Harmonization in sustainability reporting is on its way


On January 12th, 2021, the so-called big-5 (CDP, CDSB, GRI, IIRC and SASB) hosted a webinar called  “Progress towards a comprehensive corporate reporting system: Webinar with the leading sustainability and integrated reporting organizations” where they presented their thoughts and insights on how to achieve a common corporate reporting system. A few of the highlights of this webinar, and their implications for reporting entities, are listed below:

-          Language matters! It has been noted many times by various companies and organizations that there are too many definitions of sustainability and too many standards and frameworks that these companies need to comply with. For instance, both GRI and SASB talk about ‘dimensions of sustainability’, but have identified different topics. IIRC and SASB talk about ‘capitals’ but sometimes they mean the same thing with different words, in other cases they mean different things when they use the same words, for instance with ‘human capital’.

-          Defining a scope is key for reducing complexity and organizing alignment! All five organizations are in favor of using the framework as presented by the TCFD for defining the reporting pillars. These will then be: 1. Governance, including controls and procedures, and board skills and competencies to govern and manage strategies, 2. Strategy, based on the concept of dynamic materiality (issues can change over time, and therefor are dynamic), 3. Risk management, with disclosures on management approach and identification and prioritization of risks, and 4. Metrics and targets that reflect the impact

-          Harmonization is key, to better understand the information by stakeholders, to better compare performance and risk exposure, and to increase cost efficiency. Sector specific metrics should be obtained, if not already in place, to ensure alignment and to reduce complexity for reporting entities.
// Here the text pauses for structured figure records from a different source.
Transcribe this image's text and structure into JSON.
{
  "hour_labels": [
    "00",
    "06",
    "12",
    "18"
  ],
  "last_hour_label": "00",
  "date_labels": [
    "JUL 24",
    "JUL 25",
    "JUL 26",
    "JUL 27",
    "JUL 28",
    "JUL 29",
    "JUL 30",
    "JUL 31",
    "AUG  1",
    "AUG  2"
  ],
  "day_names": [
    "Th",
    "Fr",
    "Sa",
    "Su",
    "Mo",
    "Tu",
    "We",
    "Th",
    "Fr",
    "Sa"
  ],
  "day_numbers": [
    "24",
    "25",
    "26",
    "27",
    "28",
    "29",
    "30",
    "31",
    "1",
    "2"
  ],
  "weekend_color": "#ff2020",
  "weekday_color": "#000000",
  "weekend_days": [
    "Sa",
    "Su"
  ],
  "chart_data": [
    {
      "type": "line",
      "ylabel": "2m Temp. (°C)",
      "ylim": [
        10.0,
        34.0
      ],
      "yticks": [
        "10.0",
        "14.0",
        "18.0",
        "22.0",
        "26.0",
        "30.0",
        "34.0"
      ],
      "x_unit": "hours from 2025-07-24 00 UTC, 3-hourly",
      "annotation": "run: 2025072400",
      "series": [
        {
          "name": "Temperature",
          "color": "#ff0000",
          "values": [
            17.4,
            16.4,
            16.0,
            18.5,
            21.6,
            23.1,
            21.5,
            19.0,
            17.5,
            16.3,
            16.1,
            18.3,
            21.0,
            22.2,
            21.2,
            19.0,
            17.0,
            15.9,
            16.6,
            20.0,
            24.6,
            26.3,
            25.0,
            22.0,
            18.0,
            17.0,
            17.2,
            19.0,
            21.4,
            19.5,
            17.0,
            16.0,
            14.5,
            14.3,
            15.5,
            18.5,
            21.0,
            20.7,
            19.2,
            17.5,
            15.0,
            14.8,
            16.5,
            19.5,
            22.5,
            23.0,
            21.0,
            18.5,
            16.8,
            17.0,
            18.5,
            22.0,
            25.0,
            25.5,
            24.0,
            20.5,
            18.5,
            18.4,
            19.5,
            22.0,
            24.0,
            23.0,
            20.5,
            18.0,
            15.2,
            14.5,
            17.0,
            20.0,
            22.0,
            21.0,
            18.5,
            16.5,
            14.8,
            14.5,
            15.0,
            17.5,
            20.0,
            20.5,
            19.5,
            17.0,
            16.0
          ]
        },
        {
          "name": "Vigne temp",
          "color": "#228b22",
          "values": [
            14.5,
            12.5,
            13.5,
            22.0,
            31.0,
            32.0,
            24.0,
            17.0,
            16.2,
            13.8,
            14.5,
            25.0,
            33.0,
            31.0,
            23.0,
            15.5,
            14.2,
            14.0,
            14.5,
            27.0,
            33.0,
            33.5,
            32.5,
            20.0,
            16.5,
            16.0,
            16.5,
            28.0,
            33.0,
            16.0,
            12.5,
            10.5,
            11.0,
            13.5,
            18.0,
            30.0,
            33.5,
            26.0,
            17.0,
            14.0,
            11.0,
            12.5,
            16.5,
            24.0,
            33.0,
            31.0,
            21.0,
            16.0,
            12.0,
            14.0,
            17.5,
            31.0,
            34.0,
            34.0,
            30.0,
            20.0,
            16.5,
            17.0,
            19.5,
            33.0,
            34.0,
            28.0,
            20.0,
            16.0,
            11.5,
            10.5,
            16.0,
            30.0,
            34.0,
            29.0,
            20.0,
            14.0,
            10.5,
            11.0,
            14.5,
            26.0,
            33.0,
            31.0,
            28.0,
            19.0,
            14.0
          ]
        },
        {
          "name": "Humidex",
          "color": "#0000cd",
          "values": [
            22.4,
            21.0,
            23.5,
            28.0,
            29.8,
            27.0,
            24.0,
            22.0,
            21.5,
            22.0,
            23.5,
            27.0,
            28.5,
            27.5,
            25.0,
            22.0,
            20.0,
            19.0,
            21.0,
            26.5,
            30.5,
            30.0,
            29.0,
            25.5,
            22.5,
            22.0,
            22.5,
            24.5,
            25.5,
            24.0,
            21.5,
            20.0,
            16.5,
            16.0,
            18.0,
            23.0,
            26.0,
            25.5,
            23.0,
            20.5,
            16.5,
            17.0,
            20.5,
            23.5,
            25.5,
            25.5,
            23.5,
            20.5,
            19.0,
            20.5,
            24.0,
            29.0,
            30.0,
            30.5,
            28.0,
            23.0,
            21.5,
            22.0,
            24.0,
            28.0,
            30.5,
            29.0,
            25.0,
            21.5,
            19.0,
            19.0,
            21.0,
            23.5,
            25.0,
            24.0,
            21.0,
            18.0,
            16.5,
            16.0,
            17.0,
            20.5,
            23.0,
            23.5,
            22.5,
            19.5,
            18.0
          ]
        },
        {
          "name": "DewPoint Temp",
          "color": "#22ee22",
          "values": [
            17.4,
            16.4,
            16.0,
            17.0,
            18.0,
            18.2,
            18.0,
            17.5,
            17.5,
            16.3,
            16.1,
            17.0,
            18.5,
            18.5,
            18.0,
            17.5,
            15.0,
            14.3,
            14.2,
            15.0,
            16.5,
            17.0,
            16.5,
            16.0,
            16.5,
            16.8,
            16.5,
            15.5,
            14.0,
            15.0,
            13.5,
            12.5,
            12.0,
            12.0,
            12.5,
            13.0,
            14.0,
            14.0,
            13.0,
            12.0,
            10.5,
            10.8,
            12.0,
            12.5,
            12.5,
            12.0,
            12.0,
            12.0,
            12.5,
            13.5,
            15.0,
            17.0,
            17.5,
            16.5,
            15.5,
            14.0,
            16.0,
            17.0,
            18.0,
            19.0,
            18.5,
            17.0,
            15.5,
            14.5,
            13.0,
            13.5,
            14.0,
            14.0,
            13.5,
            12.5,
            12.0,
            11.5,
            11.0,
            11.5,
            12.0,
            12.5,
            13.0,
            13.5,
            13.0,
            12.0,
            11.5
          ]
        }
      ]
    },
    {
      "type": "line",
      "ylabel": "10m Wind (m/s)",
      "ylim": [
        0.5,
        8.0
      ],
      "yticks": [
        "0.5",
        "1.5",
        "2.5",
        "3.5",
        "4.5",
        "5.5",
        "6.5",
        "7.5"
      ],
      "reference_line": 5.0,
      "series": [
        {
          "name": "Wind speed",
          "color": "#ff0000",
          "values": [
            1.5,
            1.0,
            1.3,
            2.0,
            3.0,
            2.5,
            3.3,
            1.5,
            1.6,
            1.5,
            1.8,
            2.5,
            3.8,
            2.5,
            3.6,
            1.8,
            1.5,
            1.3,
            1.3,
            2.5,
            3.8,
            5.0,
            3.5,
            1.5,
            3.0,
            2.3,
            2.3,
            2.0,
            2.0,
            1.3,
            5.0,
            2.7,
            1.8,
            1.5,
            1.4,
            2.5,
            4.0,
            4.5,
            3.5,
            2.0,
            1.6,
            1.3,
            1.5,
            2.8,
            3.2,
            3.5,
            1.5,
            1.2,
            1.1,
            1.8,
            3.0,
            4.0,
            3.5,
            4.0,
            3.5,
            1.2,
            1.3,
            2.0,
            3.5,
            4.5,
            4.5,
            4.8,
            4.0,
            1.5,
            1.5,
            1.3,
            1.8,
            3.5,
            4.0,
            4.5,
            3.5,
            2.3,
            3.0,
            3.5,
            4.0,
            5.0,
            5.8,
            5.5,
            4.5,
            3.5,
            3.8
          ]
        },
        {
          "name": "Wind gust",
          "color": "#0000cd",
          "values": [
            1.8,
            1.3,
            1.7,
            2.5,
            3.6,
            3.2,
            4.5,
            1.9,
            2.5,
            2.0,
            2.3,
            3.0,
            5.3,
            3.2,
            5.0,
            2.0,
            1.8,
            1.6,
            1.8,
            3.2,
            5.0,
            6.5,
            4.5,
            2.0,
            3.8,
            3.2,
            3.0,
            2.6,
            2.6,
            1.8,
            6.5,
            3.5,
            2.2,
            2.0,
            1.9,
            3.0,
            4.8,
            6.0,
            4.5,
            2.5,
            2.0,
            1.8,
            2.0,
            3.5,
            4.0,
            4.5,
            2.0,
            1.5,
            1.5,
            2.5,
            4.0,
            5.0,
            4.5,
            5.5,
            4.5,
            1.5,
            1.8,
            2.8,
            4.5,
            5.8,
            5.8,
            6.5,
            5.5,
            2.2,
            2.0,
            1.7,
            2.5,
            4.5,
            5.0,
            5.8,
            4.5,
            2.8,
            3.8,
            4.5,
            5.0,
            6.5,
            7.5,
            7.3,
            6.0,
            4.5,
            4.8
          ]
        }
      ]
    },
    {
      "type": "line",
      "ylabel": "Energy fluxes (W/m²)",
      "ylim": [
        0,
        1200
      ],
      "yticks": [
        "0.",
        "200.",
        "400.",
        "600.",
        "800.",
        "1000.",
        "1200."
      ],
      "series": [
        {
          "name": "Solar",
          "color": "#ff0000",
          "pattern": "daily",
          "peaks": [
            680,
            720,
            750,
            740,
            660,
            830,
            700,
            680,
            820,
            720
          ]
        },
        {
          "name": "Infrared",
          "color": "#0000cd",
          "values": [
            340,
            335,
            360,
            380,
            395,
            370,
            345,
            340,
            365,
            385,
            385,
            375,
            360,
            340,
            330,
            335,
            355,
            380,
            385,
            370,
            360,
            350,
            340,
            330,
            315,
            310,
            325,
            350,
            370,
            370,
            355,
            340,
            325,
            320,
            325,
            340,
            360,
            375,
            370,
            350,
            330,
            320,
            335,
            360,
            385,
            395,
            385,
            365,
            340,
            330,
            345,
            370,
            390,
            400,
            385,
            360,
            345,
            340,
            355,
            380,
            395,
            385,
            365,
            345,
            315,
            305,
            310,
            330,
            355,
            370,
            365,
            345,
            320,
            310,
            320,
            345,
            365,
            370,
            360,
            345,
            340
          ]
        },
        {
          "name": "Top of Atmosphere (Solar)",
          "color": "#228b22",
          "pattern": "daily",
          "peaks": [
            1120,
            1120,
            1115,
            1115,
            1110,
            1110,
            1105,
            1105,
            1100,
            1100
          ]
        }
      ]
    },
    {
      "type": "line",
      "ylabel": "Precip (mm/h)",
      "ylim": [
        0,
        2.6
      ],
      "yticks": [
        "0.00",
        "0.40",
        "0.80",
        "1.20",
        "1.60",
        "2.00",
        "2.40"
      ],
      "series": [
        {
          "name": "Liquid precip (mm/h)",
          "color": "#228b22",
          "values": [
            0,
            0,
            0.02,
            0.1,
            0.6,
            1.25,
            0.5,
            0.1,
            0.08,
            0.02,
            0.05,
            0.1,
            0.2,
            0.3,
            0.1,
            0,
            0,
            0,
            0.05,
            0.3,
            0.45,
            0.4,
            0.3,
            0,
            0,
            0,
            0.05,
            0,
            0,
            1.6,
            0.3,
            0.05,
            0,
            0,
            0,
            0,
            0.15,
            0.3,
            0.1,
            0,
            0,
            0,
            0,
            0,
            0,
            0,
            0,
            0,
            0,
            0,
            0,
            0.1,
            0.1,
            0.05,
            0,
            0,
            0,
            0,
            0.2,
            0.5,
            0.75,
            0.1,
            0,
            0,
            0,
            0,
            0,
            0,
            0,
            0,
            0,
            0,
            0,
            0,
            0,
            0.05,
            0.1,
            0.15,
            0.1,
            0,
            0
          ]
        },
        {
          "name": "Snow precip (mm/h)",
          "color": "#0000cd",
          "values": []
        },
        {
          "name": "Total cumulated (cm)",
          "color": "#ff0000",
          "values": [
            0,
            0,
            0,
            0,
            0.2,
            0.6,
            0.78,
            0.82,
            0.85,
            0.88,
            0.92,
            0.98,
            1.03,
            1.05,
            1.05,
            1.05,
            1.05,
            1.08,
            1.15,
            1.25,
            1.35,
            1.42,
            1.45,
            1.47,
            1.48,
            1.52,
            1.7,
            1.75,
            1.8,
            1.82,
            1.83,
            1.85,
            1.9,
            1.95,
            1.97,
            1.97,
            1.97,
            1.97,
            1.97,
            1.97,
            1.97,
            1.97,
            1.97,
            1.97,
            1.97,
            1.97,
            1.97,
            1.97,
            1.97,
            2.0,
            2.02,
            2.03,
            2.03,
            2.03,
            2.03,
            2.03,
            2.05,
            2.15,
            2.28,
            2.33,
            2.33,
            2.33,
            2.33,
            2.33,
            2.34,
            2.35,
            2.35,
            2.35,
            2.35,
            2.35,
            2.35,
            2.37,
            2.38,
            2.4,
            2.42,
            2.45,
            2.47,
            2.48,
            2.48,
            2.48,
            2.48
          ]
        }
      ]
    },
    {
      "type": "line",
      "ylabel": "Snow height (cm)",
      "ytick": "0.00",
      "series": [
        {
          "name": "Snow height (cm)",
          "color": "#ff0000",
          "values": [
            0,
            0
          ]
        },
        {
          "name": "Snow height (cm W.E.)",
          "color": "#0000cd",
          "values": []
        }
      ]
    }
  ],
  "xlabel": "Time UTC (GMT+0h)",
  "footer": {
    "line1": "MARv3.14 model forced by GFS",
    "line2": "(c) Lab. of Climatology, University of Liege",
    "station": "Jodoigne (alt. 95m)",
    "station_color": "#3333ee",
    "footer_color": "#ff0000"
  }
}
-          (Disclosure on) scenario analysis will become more important, both for strategic purposes as well as for risk management purposes.

The webinar left me with a few questions.

-          Where is double materiality? All five organizations talked about the impact of climate change and other sustainability related matters on the financial position of the organization, but not on the impact of the organization on climate change and other sustainability related matters.

-          Will the IASB (IFRS standards setting board) be able to come with one corporate reporting framework for sustainability? All five organizations emphasized that they are not in competition with the IASB, but are the enablers to provide the IASB with relevant information and knowledge if the IASB decides to move to sustainability standards.

-          Will these changes drive true systems transformation, needed to reach the SDGs? I posed this question at the webinar, and was lucky that it was picked as one of the few questions that was discussed during the webinar. Eric Hespenheide, CEO of the GRI, answered that in order to drive change, sustainability reporting needs to become mandatory. “We can no longer rely on the willingness of companies that want to report on their sustainable performance.” He added, that by defining common metrics and standards comparability will be enhanced, and decision makers can organize that capital flows in the right direction. I would like to add that it not only matters if organizations report on their sustainability performance, but that also should be taken into account what organizations report.

There was a nice closing remark by Mardi McBrien, managing director of CDSB, that these developments in no way should be interpreted by organizations to slow down or to stop reporting. On the contrary, organizations need to go further and faster in order to meet the SDGs and the Paris Agreement, to name a few. I couldn’t agree more!